Between 1870 and 1900, the country was recovering from the Civil War. Accordingly, the Northern Baptists continued to strengthen, while the growth of the Southern Baptists waned as the South contended with labor shortages, worthless currency, and a decimated infrastructure.[5] However, the difference in growth rates between the SBC and NBC became quite pronounced after 1900 as the Southern Baptist churches significantly outpaced those in the North. The reasons for the disparity are numerous. First, Hudson explains that several factors contributed to the growth of Southern Baptists including “evangelistic zeal, relative isolation from the corrosive effects of ‘modernity,’ a homogeneous population, carefully devised ‘growth techniques,’ and a constituency with a relatively high birth rate.”[6] Furthermore, McBeth highlights the benefit of the SBC’s geographical expansion across America along with significant fundraising efforts, which included both the Seventy-Five Million Campaign and the Cooperative Program that provided financial and spiritual renewal during the twentieth-century.[7] Alternatively, the Northern Baptists faced problems of secularization, a lack of denominational identity, controversy surrounding the ecumenical movement, and the aggressive geographical expansion of the SBC, all of which contributed to Northern Baptist decline in the twentieth-century.[8] Furthermore, Hudson asserts that the “Northern Baptists were more deeply divided, distracted, and immobilized by the Fundamentalist controversy than any other denomination.”[9]

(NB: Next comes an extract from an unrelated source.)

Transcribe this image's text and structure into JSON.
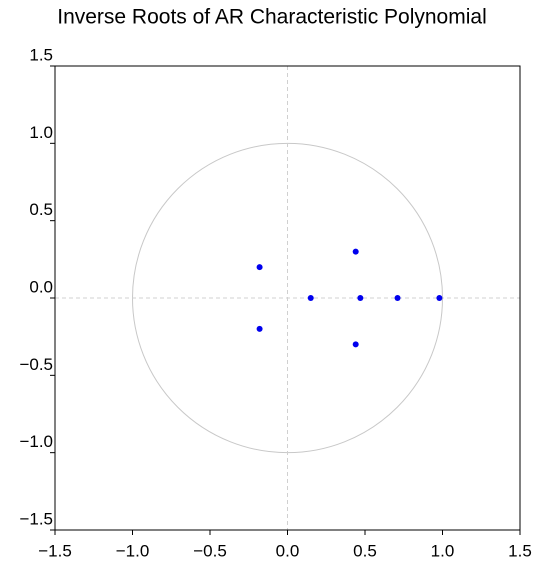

The most significant reason for the decline of Northern Baptists was its unresolved rift between conservative and liberal members. As certain Northern Baptists began to embrace concepts such as Walter Rauschenbusch’s Social Gospel and George Foster’s more liberal view of Scripture, McBeth explains that Northern Baptist conservatives became agitated.[10] It would be an oversimplification to blame the decline of Northern Baptists on Fundamentalism, which was simply a reaction against the theological movement of the Northern Baptists. However, due to the societal nature of the Northern Baptists, Hudson points out that no strong organizational vehicle existed to provide denominational unity for or against the attacks from conservative members.[11] Accordingly, the controversy not only immobilized the denomination, but also created a bitterness that gave Northern Baptists a bad public image, which continued to haunt Northern Baptists throughout the twentieth-century.[12] According to McBeth, the result of the bitter infighting was a “draining off of conservatives” that left the Northern Baptists “without effective brakes on leaders who wanted to veer sharply to the left.”[13] Alternatively, the most significant reason for Southern Baptist growth was likely evangelistic zeal, which took the form of successful territory expansion, church planting, and fundraising.

Bibliography

Hudson, Winthrop S. “Divergent Careers of Southern and Northern Baptists: A Study in Growth.” Foundations 16, no. 2 (April 1973): 171–83.

McBeth, H. Leon. The Baptist Heritage: Four Centuries of Baptist Witness. Nashville: B&H Academic, 1987.

[1] Winthrop S. Hudson, “Divergent Careers of Southern and Northern Baptists: A Study in Growth,” Foundations 16, no. 2 (April 1973): 180–83.

[2] H. Leon McBeth, The Baptist Heritage: Four Centuries of Baptist Witness (Nashville: B&H Academic, 1987), 413.

[3] Ibid., 427.

[4] Hudson, “Divergent Careers,” 173.

[5] McBeth, The Baptist Heritage, 427.

[6] Hudson, “Divergent Careers,” 173.

[7] McBeth, The Baptist Heritage, 618–24.

[8] Ibid., 563–64.

[9] Hudson, “Divergent Careers,” 173.

[10] McBeth, The Baptist Heritage, 570.

[11] Hudson, “Divergent Careers,” 173.

[12] Ibid.

[13] McBeth, The Baptist Heritage, 578.